第92話 消去消去

午後2時

 雅紀の奴が捕まってから、さらに周りが慌ただしくなった。

 まず、刑事事件が取り消しとなり、留置所から出ることが出来た。ただ、俺の取り調べを担当していた検察官が前日になって謝りに来た時は、下心が丸見え過ぎて不快感を感じてしまった。その隣に居た男の警察官は気まずそうな顔をしていたが、自業自得だろう。

 残すは、民事事件だけになったのだが、裁判を取り消すつもりは無いらしい。そこまでして、賠償金を貰いたいのか?それか、保険金が下りるのを阻止する為か?どっちにしろ、真壁家と近藤家が結託して何かを企んでいた事は知っているし、誰も流也の死を本気で気にしてる奴はいない。俺が言うのもなんだが、浮かばれない人だな。

 今も伸二さんの家にお邪魔しているのだが、留置所に入る前と同様、伸二さんの家の周りには報道陣が多数集まっていて、再び近隣住民からの苦情が送られて来そうだ。


 「うまいか?いやー、帰るついでにスーパーに寄ろうと思ったんだけどよ?マスコミの奴らが邪魔で行けなかったんだよな!だから今日は出前で勘弁してくれや!!」


 「そんな気にしなくても大丈夫。留置所内で食べた飯に比べたら雲泥の差だよ。」


 伸二さんと向かい合いながら、OO家のチーズ牛丼を食べている。これを受け取る時、配達員の人が困惑した表情を浮かべていたのが面白かったな。全部マスコミと報道陣が悪い。
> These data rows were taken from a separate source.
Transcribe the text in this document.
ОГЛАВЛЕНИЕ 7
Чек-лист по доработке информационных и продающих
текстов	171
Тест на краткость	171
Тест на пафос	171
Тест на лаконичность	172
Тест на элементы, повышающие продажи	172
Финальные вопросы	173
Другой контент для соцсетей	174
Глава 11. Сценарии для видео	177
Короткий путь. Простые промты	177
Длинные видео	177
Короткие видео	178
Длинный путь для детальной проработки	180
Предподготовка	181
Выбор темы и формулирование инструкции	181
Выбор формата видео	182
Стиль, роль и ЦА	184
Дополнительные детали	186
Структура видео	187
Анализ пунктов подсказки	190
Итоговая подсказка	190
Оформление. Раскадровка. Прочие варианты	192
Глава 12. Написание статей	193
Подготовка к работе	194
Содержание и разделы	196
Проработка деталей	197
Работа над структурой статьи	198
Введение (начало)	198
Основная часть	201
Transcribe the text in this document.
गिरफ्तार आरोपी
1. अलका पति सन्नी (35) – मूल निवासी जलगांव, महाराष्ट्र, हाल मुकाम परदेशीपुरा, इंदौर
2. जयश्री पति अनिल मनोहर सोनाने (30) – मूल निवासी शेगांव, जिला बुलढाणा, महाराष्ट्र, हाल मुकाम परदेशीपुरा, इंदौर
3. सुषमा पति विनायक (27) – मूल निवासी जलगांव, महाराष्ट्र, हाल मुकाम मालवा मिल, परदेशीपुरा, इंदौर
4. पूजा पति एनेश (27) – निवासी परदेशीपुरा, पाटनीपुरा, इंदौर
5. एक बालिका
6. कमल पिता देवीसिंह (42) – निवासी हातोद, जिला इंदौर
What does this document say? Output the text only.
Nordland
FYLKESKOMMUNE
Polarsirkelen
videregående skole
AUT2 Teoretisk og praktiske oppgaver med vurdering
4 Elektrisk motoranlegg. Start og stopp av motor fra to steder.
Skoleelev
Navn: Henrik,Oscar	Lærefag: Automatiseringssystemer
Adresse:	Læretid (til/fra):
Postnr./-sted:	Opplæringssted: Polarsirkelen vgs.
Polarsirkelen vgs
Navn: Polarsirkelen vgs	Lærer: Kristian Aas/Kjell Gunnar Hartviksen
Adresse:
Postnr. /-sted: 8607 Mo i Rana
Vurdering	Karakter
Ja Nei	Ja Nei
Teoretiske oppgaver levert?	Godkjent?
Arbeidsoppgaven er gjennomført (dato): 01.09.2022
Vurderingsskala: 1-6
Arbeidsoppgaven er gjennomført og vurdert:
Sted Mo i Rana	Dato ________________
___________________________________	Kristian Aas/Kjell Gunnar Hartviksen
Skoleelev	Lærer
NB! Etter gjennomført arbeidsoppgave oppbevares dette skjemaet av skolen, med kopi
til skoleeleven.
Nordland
 「そういえば、雅紀が通ってた学校も大変な状況らしいぞ!!雅紀の奴も退学になったらしい。まぁ、雅紀が通っていた学校は、世間体を一番に考えてるような学校だから、ほとんど切り捨てたようなもんだな!」


 「俺もそうですけど、既に公式な書類には、前科みたいな感じで載ってしまってるんでしょ?社会的に見たら当たり前かもな。」


 「まぁ、そうだな。・・そうだ!!ちょっと気になったんだが、雅紀の奴はお前を貶める為に、人を雇って事件の証拠を消したんだよな?それなら、近藤家が真壁家のバックに着いてまで、民事裁判を起こした意味が分からないんだが、何か予測出来るか?」


 「・・確かに、意味が分かりませんね。例の舞波田コーポレーションとかが、実家の土地を狙ってるとして、近藤家が後見人になれなかったから軌道修正したとか?それだったら、証拠をそのままにして置いた方が都合が良い。何か別の目的があるのか?なんか、こんがらがって来ますね。」


 「だろ?雅紀の奴が近藤家としてではなく、個人的な恨みでやったんのかもしれんけど、流石にそれは無いだろう。一応、取り調べの時には『私怨でやった』って話してたみたいだが。」


 「・・・もしかしたら、本当にそうなのかも。あいつが普段から、短絡的な行動をしないよう注意していたのは知ってたけど、そろそろボロが出てきてもおかしくない頃だしな。」